¿Cuándo se acaba una tregua?, de Roberto L. Blanco Valdés en La Voz de Galicia
EL PRESIDENTE del Gobierno proclamaba anteayer solemnemente, hablando del fin de ETA, que «dentro de un año estaremos mejor que hoy». Rodríguez Zapatero no sabía entonces, como es obvio, que menos de veinticuatro horas después de trasladar a la opinión pública esa animosa previsión ETA iba a hacer estallar una furgoneta bomba potentísima en el aparcamiento del aeropuerto de Barajas.
El optimismo del presidente procedía, probablemente, de la información que le habían trasladado los representantes que en su nombre se habían entrevistado el 15 y 16 de diciembre con Josu Ternera y otros miembros de la cúpula de ETA: que la tregua seguía, pese a las reiteradas amenazas de los terroristas de romperla. Aunque el ministro del Interior no desmintió ni confirmó la celebración de la reunión, las informaciones publicadas al respecto, con todo lujo de detalles, en medios muy cercanos al Gobierno no dejaban lugar a dudas sobre el hecho de que aquélla tuvo lugar en los términos que posteriormente hemos podido conocer.

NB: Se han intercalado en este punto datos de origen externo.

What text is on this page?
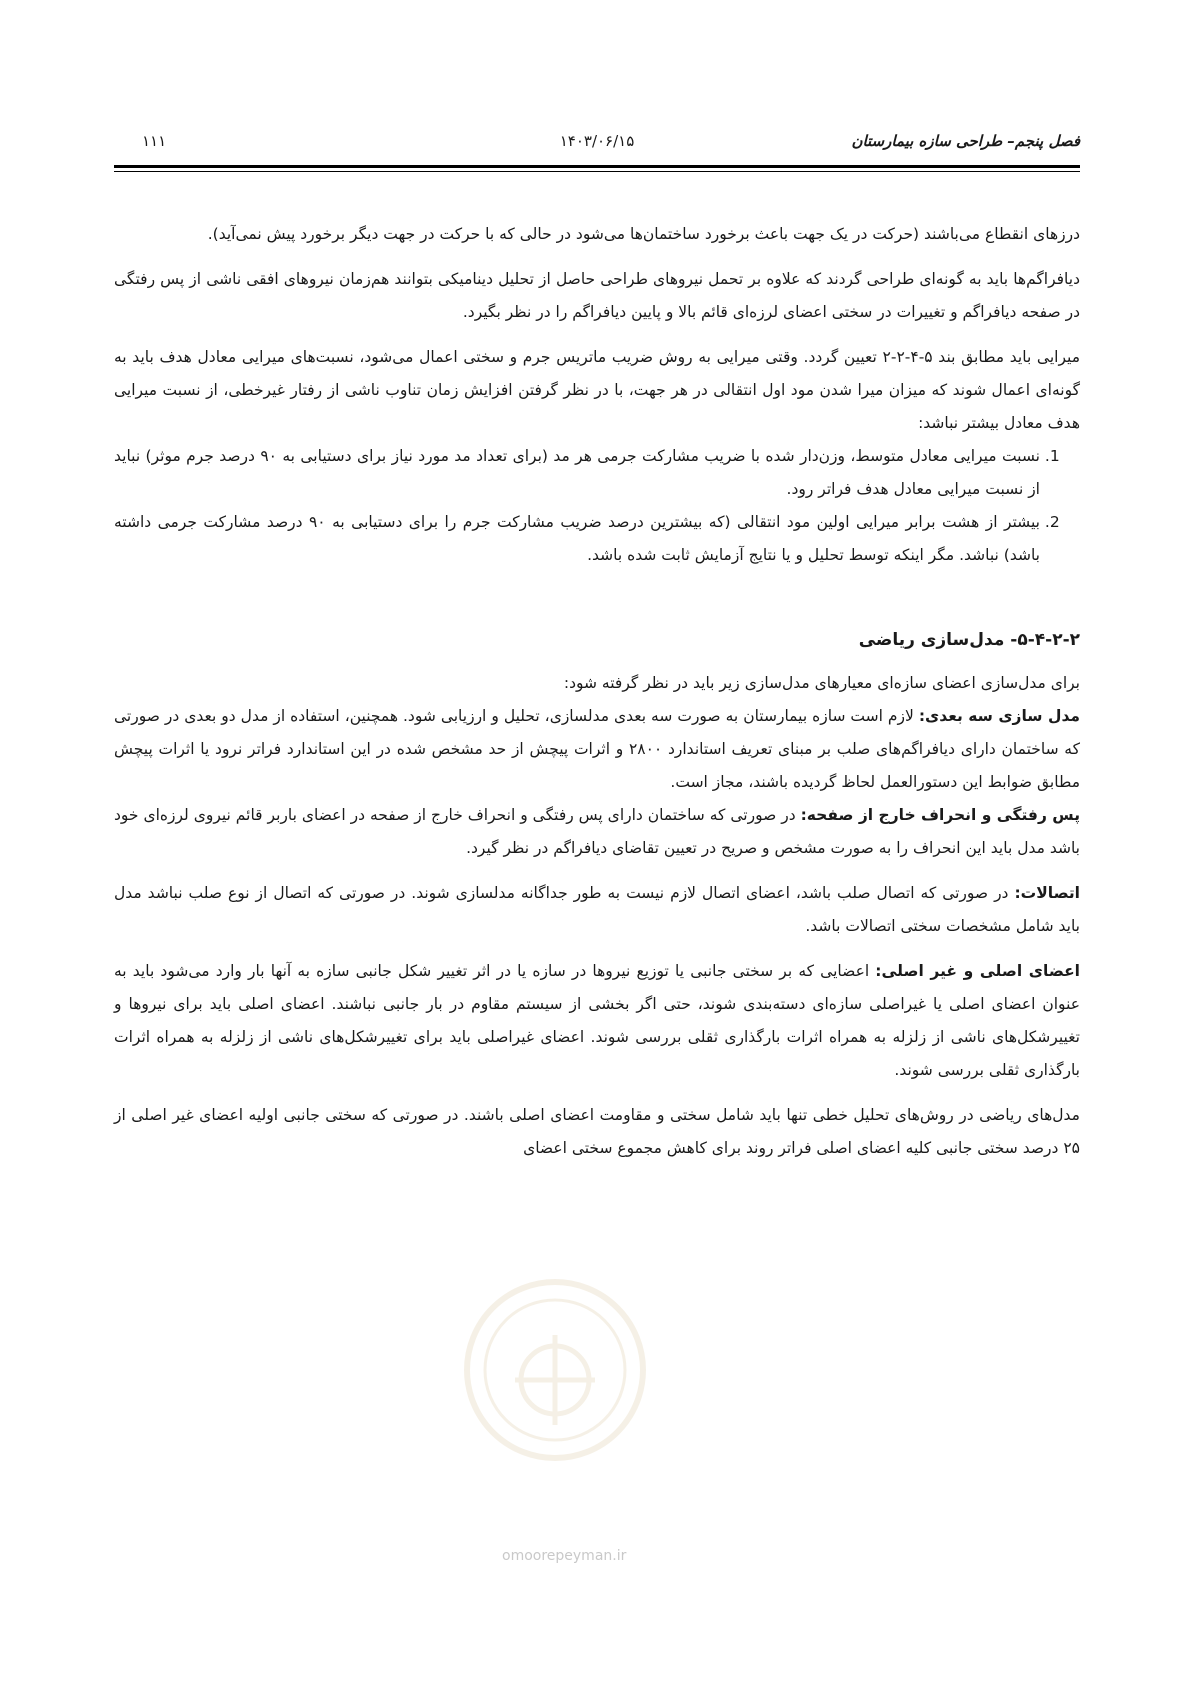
فصل پنجم– طراحی سازه بیمارستان
۱۴۰۳/۰۶/۱۵
۱۱۱
omoorepeyman.ir

درزهای انقطاع می‌باشند (حرکت در یک جهت باعث برخورد ساختمان‌ها می‌شود در حالی که با حرکت در جهت دیگر برخورد پیش نمی‌آید).

دیافراگم‌ها باید به گونه‌ای طراحی گردند که علاوه بر تحمل نیروهای طراحی حاصل از تحلیل دینامیکی بتوانند هم‌زمان نیروهای افقی ناشی از پس رفتگی در صفحه دیافراگم و تغییرات در سختی اعضای لرزه‌ای قائم بالا و پایین دیافراگم را در نظر بگیرد.

میرایی باید مطابق بند ۵-۴-۲-۲ تعیین گردد. وقتی میرایی به روش ضریب ماتریس جرم و سختی اعمال می‌شود، نسبت‌های میرایی معادل هدف باید به گونه‌ای اعمال شوند که میزان میرا شدن مود اول انتقالی در هر جهت، با در نظر گرفتن افزایش زمان تناوب ناشی از رفتار غیرخطی، از نسبت میرایی هدف معادل بیشتر نباشد:

1. نسبت میرایی معادل متوسط، وزن‌دار شده با ضریب مشارکت جرمی هر مد (برای تعداد مد مورد نیاز برای دستیابی به ۹۰ درصد جرم موثر) نباید از نسبت میرایی معادل هدف فراتر رود.
2. بیشتر از هشت برابر میرایی اولین مود انتقالی (که بیشترین درصد ضریب مشارکت جرم را برای دستیابی به ۹۰ درصد مشارکت جرمی داشته باشد) نباشد. مگر اینکه توسط تحلیل و یا نتایج آزمایش ثابت شده باشد.
۵-۴-۲-۲- مدل‌سازی ریاضی

برای مدل‌سازی اعضای سازه‌ای معیارهای مدل‌سازی زیر باید در نظر گرفته شود:

مدل سازی سه بعدی: لازم است سازه بیمارستان به صورت سه بعدی مدلسازی، تحلیل و ارزیابی شود. همچنین، استفاده از مدل دو بعدی در صورتی که ساختمان دارای دیافراگم‌های صلب بر مبنای تعریف استاندارد ۲۸۰۰ و اثرات پیچش از حد مشخص شده در این استاندارد فراتر نرود یا اثرات پیچش مطابق ضوابط این دستورالعمل لحاظ گردیده باشند، مجاز است.

پس رفتگی و انحراف خارج از صفحه: در صورتی که ساختمان دارای پس رفتگی و انحراف خارج از صفحه در اعضای باربر قائم نیروی لرزه‌ای خود باشد مدل باید این انحراف را به صورت مشخص و صریح در تعیین تقاضای دیافراگم در نظر گیرد.

اتصالات: در صورتی که اتصال صلب باشد، اعضای اتصال لازم نیست به طور جداگانه مدلسازی شوند. در صورتی که اتصال از نوع صلب نباشد مدل باید شامل مشخصات سختی اتصالات باشد.

اعضای اصلی و غیر اصلی: اعضایی که بر سختی جانبی یا توزیع نیروها در سازه یا در اثر تغییر شکل جانبی سازه به آنها بار وارد می‌شود باید به عنوان اعضای اصلی یا غیراصلی سازه‌ای دسته‌بندی شوند، حتی اگر بخشی از سیستم مقاوم در بار جانبی نباشند. اعضای اصلی باید برای نیروها و تغییرشکل‌های ناشی از زلزله به همراه اثرات بارگذاری ثقلی بررسی شوند. اعضای غیراصلی باید برای تغییرشکل‌های ناشی از زلزله به همراه اثرات بارگذاری ثقلی بررسی شوند.

مدل‌های ریاضی در روش‌های تحلیل خطی تنها باید شامل سختی و مقاومت اعضای اصلی باشند. در صورتی که سختی جانبی اولیه اعضای غیر اصلی از ۲۵ درصد سختی جانبی کلیه اعضای اصلی فراتر روند برای کاهش مجموع سختی اعضای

Así las cosas, para explicar el gravísimo atentado de Barajas -que lo sería más aún si se confirmase la muerte de las personas que se dan por desaparecidas cuando escribo- sólo caben dos opciones: o bien que estamos ante otra tregua trampa, utilizada por ETA para recolocar sus efectivos tras el acoso que la puso al borde de la desaparición; o bien que los terroristas consideran que las bombas no afectan a la tregua y que es posible, pese a ellas, que el Gobierno siga conversando con ETA y Batasuna.
En la primera hipótesis, el Gobierno hará lo único que cabe: tomar nota y actuar en consecuencia. Es la segunda hipótesis la que plantea más problemas, pues la tentación que Rodríguez Zapatero ha de superar es la de considerar, de hecho, y más allá de lo que ayer por la tarde proclamó, que puede seguir buscándose una solución dialogada al terrorismo sin exigir a los terroristas que, de verdad, abandonen previamente la violencia de un modo definitivo e irreversible.
Por más que ese fuese teóricamente el planteamiento de partida del Gobierno, plasmado en la resolución de mayo de 2005 del Congreso, lo cierto es que en la práctica se ha mantenido abierta durante meses la negociación con ETA-Batasuna pese a las cartas de extorsión, el atentado de Barañáin, la creciente violencia callejera, los disparos al aire en Oyarzun, el robo de pistolas en Francia y la preparación de zulos en España. Algunos dijimos, desde el principio, que seguir hablando en esas condiciones era enviar a ETA el peor mensaje imaginable. Los terroristas lo confirmaron, de un modo dramático, ayer por la mañana.